Moroccan village of Moulay Brahim removes debris in search of Amina after powerful earthquake
Firefighters and army personnel search for victims among the debris, while hundreds of women and children spent the night outdoors and men set out to provide them with food and water
Illuminated by the lights of a small backhoe, a fireman comes out of the small cave formed by the rubble of the house. Dozens of neighbors, all men, witness the scene, oblivious to the danger of the leaning walls of the surrounding buildings. As soon as he gets to his feet, the rescuer turns to one of his colleagues, “Write down, it’s 22:15.″ It has been 23 hours and four minutes since the ground shook in Moulay Brahim (8,000 inhabitants) and rescue teams, accompanied by dozens of volunteers, have just found Amina’s body.
The 35-year-old woman died under the walls of her house along with her four children, but the only bodies left to be found Saturday night under this mass of stones, bricks and scrap iron were hers and that of her youngest son, aged three. Some hundred meters uphill, Amina’s mother waits desperately with other women for news of her daughter and grandson.

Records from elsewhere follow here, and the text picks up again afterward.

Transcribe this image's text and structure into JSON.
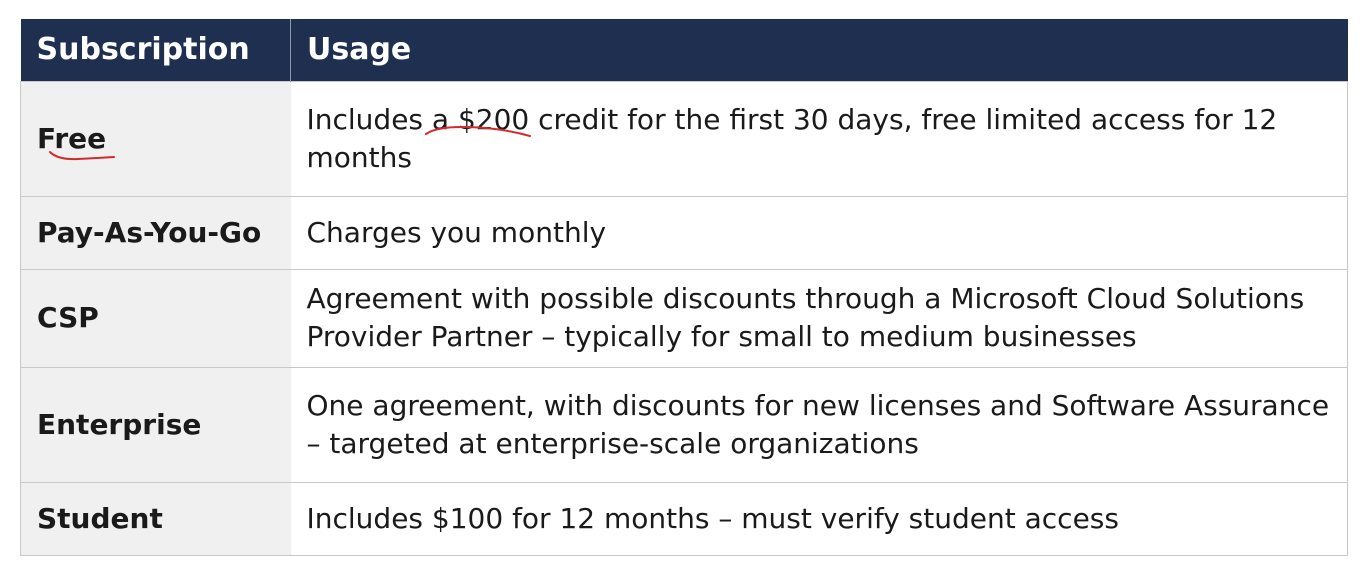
{
  "table": {
    "headers": {
      "subscription": "Subscription",
      "usage": "Usage"
    },
    "rows": [
      {
        "subscription": "Free",
        "usage": "Includes a $200 credit for the first 30 days, free limited access for 12 months"
      },
      {
        "subscription": "Pay-As-You-Go",
        "usage": "Charges you monthly"
      },
      {
        "subscription": "CSP",
        "usage": "Agreement with possible discounts through a Microsoft Cloud Solutions Provider Partner – typically for small to medium businesses"
      },
      {
        "subscription": "Enterprise",
        "usage": "One agreement, with discounts for new licenses and Software Assurance – targeted at enterprise-scale organizations"
      },
      {
        "subscription": "Student",
        "usage": "Includes $100 for 12 months – must verify student access"
      }
    ]
  },
  "colors": {
    "header_bg": "#1f2f50",
    "header_text": "#ffffff",
    "subscription_cell_bg": "#f0f0f0",
    "annotation_ink": "#d42a2a"
  }
}
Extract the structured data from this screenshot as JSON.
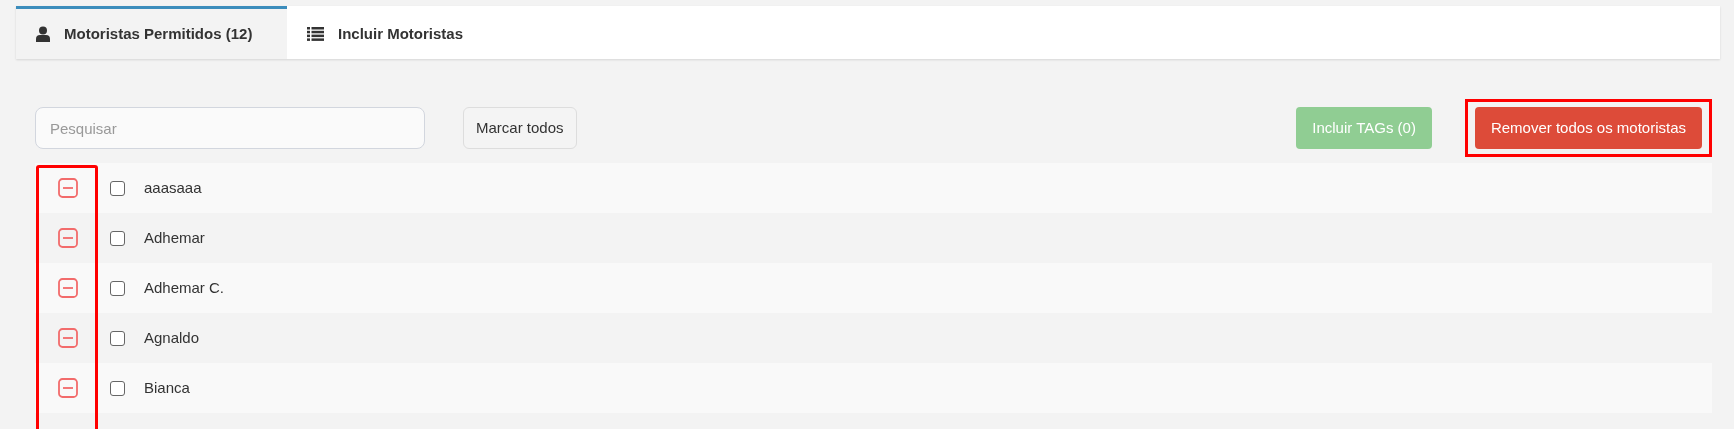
{
  "tabs": [
    {
      "label": "Motoristas Permitidos (12)",
      "kind": "user",
      "selected": true
    },
    {
      "label": "Incluir Motoristas",
      "kind": "list",
      "selected": false
    }
  ],
  "search": {
    "placeholder": "Pesquisar"
  },
  "mark_all_button": "Marcar todos",
  "include_tags_button": {
    "label": "Incluir TAGs (0)",
    "disabled": true
  },
  "remove_all_button": "Remover todos os motoristas",
  "drivers": [
    {
      "name": "aaasaaa",
      "checked": false
    },
    {
      "name": "Adhemar",
      "checked": false
    },
    {
      "name": "Adhemar C.",
      "checked": false
    },
    {
      "name": "Agnaldo",
      "checked": false
    },
    {
      "name": "Bianca",
      "checked": false
    }
  ]
}
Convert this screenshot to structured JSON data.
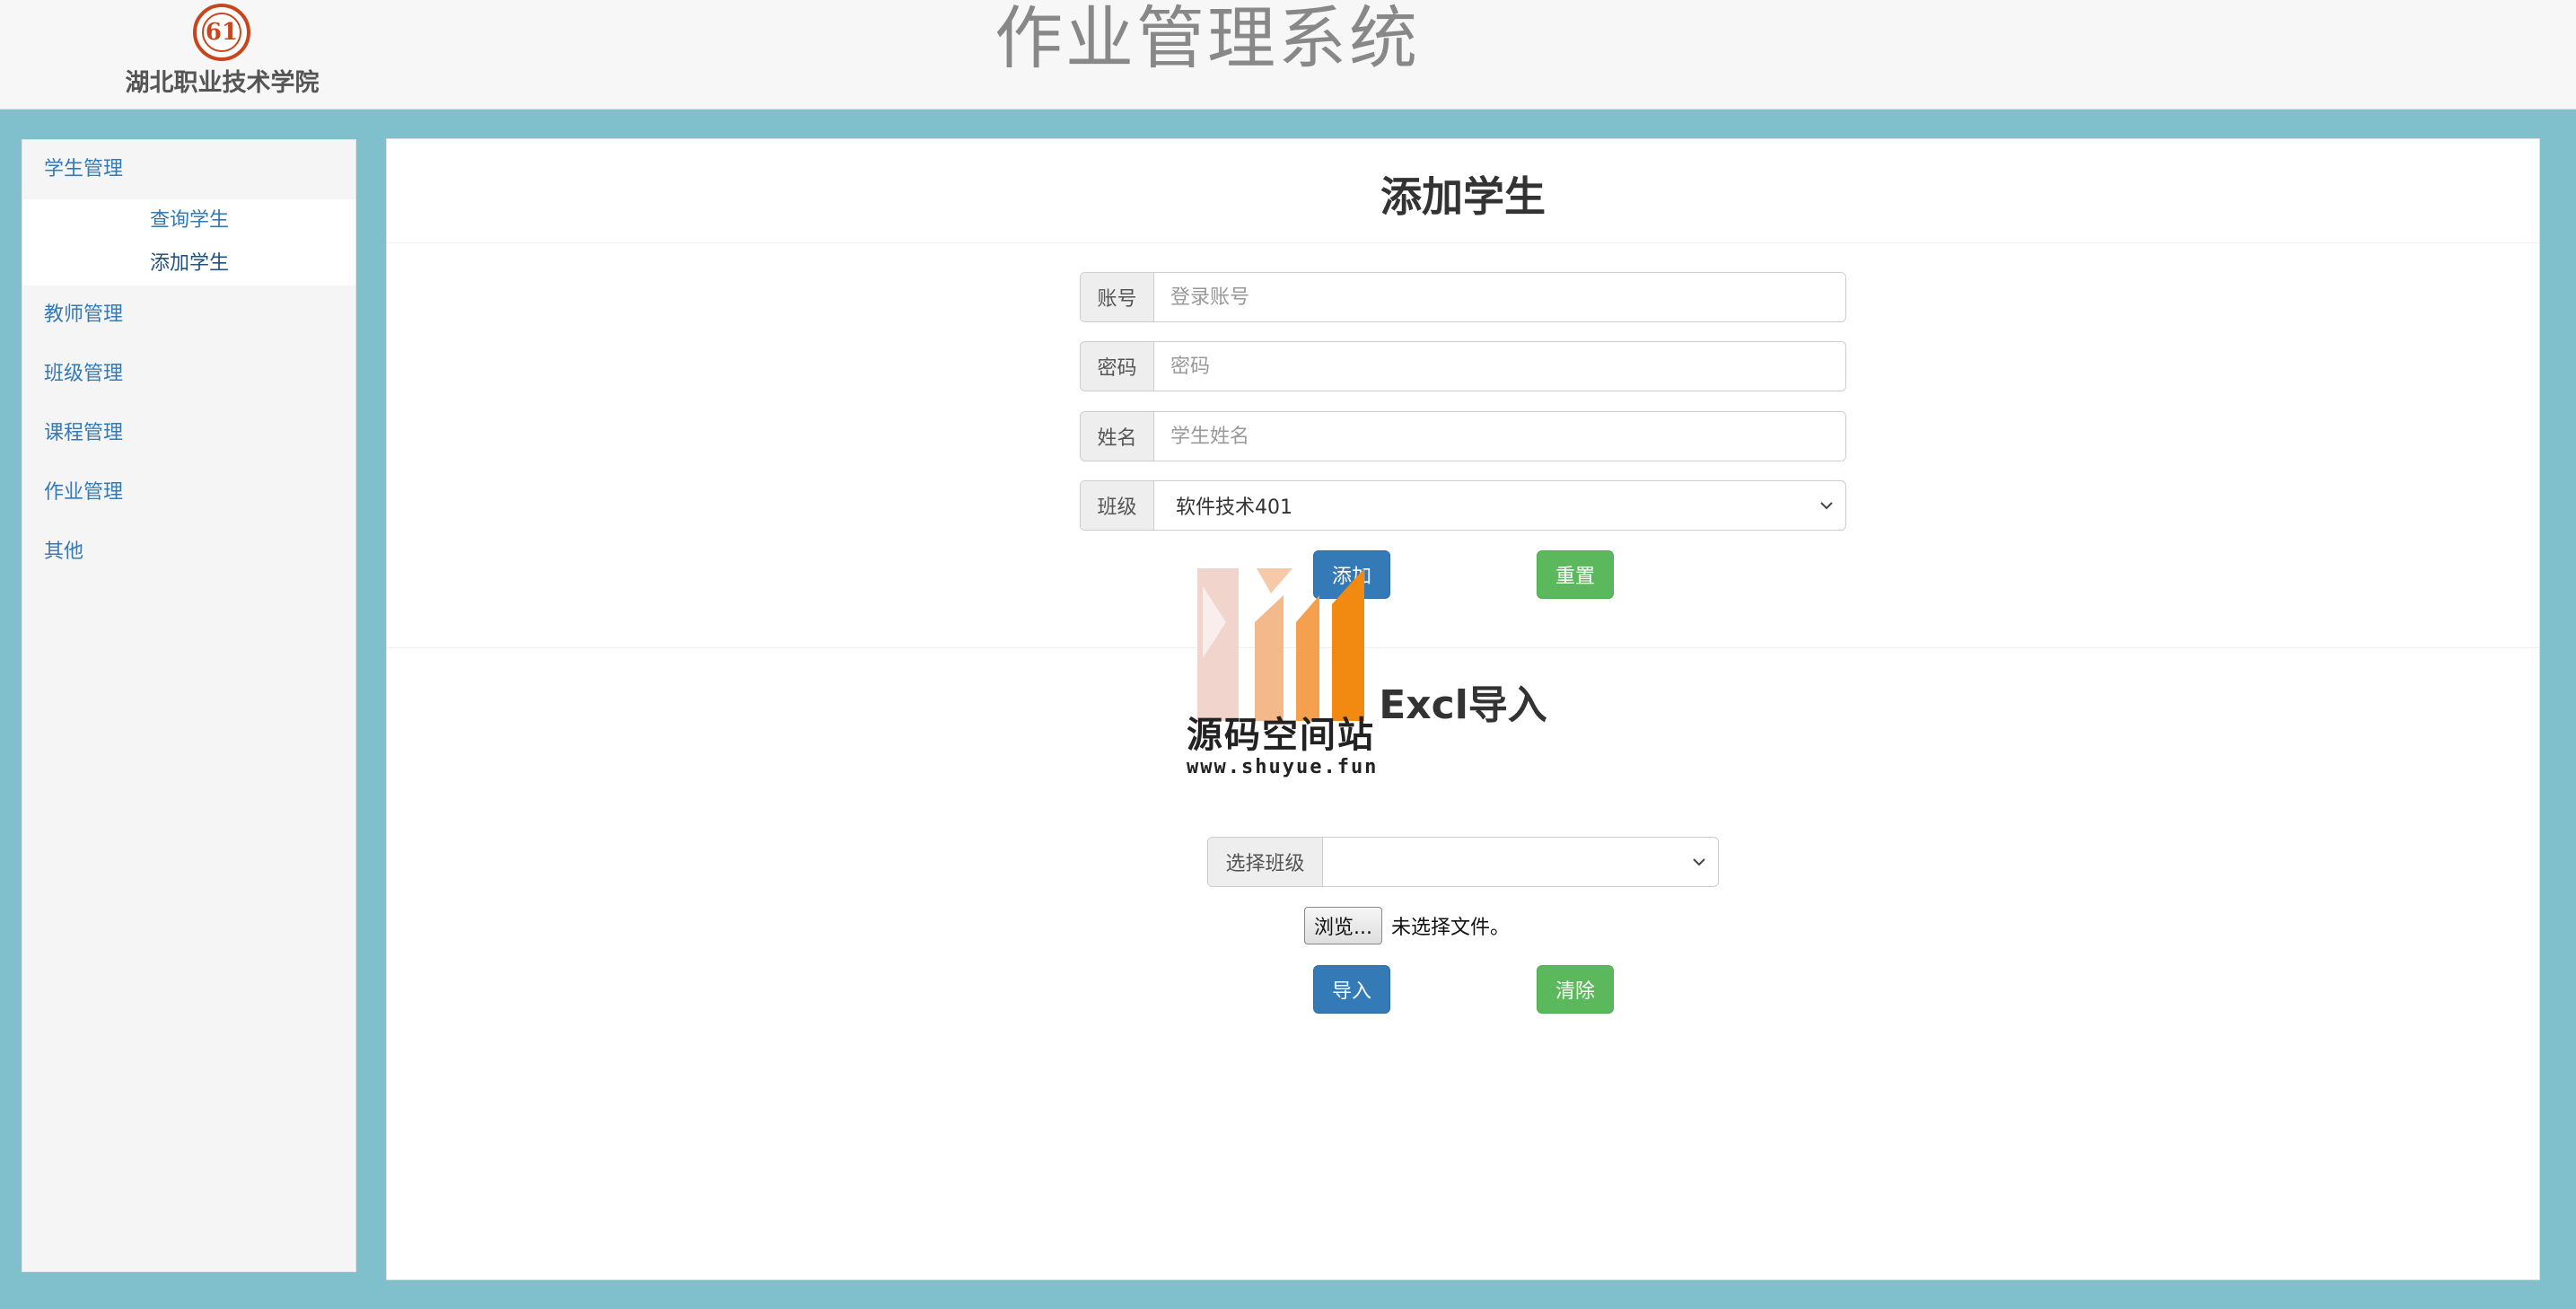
{
  "header": {
    "school_name": "湖北职业技术学院",
    "system_title": "作业管理系统",
    "logo_icon": "school-emblem"
  },
  "sidebar": {
    "groups": [
      {
        "label": "学生管理",
        "items": [
          {
            "label": "查询学生"
          },
          {
            "label": "添加学生",
            "active": true
          }
        ]
      },
      {
        "label": "教师管理"
      },
      {
        "label": "班级管理"
      },
      {
        "label": "课程管理"
      },
      {
        "label": "作业管理"
      },
      {
        "label": "其他"
      }
    ]
  },
  "add_student": {
    "title": "添加学生",
    "account": {
      "label": "账号",
      "placeholder": "登录账号",
      "value": ""
    },
    "password": {
      "label": "密码",
      "placeholder": "密码",
      "value": ""
    },
    "name": {
      "label": "姓名",
      "placeholder": "学生姓名",
      "value": ""
    },
    "class": {
      "label": "班级",
      "selected": "软件技术401"
    },
    "submit_label": "添加",
    "reset_label": "重置"
  },
  "excel_import": {
    "title": "Excl导入",
    "class_select": {
      "label": "选择班级",
      "selected": ""
    },
    "file_button_label": "浏览...",
    "file_status": "未选择文件。",
    "import_label": "导入",
    "clear_label": "清除"
  },
  "watermark": {
    "text": "源码空间站",
    "url": "www.shuyue.fun"
  },
  "colors": {
    "background": "#80c0cc",
    "primary": "#337ab7",
    "success": "#5cb85c",
    "link": "#337ab7",
    "emblem": "#c8461e"
  }
}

“It lasted only five minutes. The earth shook and suddenly everything had collapsed,” says Husein Aitzagut at the door of his home, where he lives with his wife, Rachida, his three-year-old son, Mohamed, his father and two of his sisters-in-law. Those five minutes described by Hussein caused the collapse of dozens of houses and left huge cracks and major structural damage in many others that, in all likelihood, will require their demolition if they do not fall down by themselves first. A total of 28 corpses were recovered from the wreckage on Saturday and were stored at the municipal health center as they were found, while the 45 wounded were transferred to Marrakesh, according to the soldiers coordinating the rescue operations.
After the Covid-19 pandemic, religious tourism had returned to Moulay Brahim, a village perched on a hill at the foot of the Atlas Mountains, lying at an altitude of 1,300 meters and only 50 kilometers from Marrakesh. The Muslim saint bearing the same name is buried there, and thousands of people from all over Morocco visit his mausoleum every year to hold rituals in his honor and to thank him for his promises to get work, to get married, to have children, to recover from illness, to name a few. All the paraphernalia around the saint, the souvenirs, and objects to worship him and the lodgings for renting rooms are what provides food for the population, along with agriculture. The locals believe that visitors will be slow to return now that everything is in ruins.
A walk through its narrow alleys is a dangerous gymkhana that requires you to avoid huge blocks of brick and cement, beams, stones, broken pipes and wires dangling from their poles. All this is under walls and balconies in overhanging cantilevers that are on the verge of collapsing. In the few squares and open places in the village, huge tents have been erected and covered with carpets, where hundreds of women and children are huddled together while the men, who roam from one place to another, are eager to provide help, food, and water.
Military, firefighters and medical workers are engaged in the rescue and treatment of the wounded. However, the distribution of food and drink is being carried out by local associations, which are otherwise dedicated to organizing sports, cultural and social activities for the local residents. The president of one of the organizations, Abdullah Ait-Malik, explains how they work in a kind of self-management process in which the men of the village participate. “First, we set up the tents for the women and children. In each one of them, there is a person in charge who is tasked with transferring what they need, and we supply them with it. Then the women do the cooking for everyone.”
Bottles of water, flour, pasta, milk, milk, and cookies
He tells the story in a room packed with bottles of mineral water, flour, pasta, milk, and cookies donated by other groups and people who want to give a helping hand. “The vegetables have just arrived, and we expect bread, meat, and chicken to arrive tomorrow,” adds Abdullah from the door of the organization’s storage unit, whose façade has also collapsed. At the moment, the supplying of the village with large trucks is hampered by the huge stones of up to two meters that have fallen on the winding road that connects it with Marrakesh, about 30 miles down the road.
Night brings the cold, and in the crowded tents the children cling to their mothers under blankets, while the older women stir huge pots over wood fires filled with pasta for dinner. “The authorities have obliged many people not to return to their homes and settle here because of the risk of new landslides, but many other people have decided to settle in the street because they are afraid of a repeat of the earthquake,” explains Husein who, as a precaution, has taken all his belongings out into the street. The families unable to fit in the tents have settled with their mattresses in the fields surrounding the town.
Among the remains of Amina’s house, neighbors scramble to help firefighters pull out her body and continue searching for her son’s. Some do not hesitate to put themselves in danger by going through the wreckage with their cell phone lights to get a better view. Her husband, the sole survivor of the family because he was manning their business during the quake, watches the scene quietly, squatting down. “He is in shock; firefighters have had to restrain him several times throughout the day to stop him from burrowing with his bare hands,” says Yusef Ait, one of his relatives, who came from Marrakesh to offer a helping hand. Now all he can do is console him.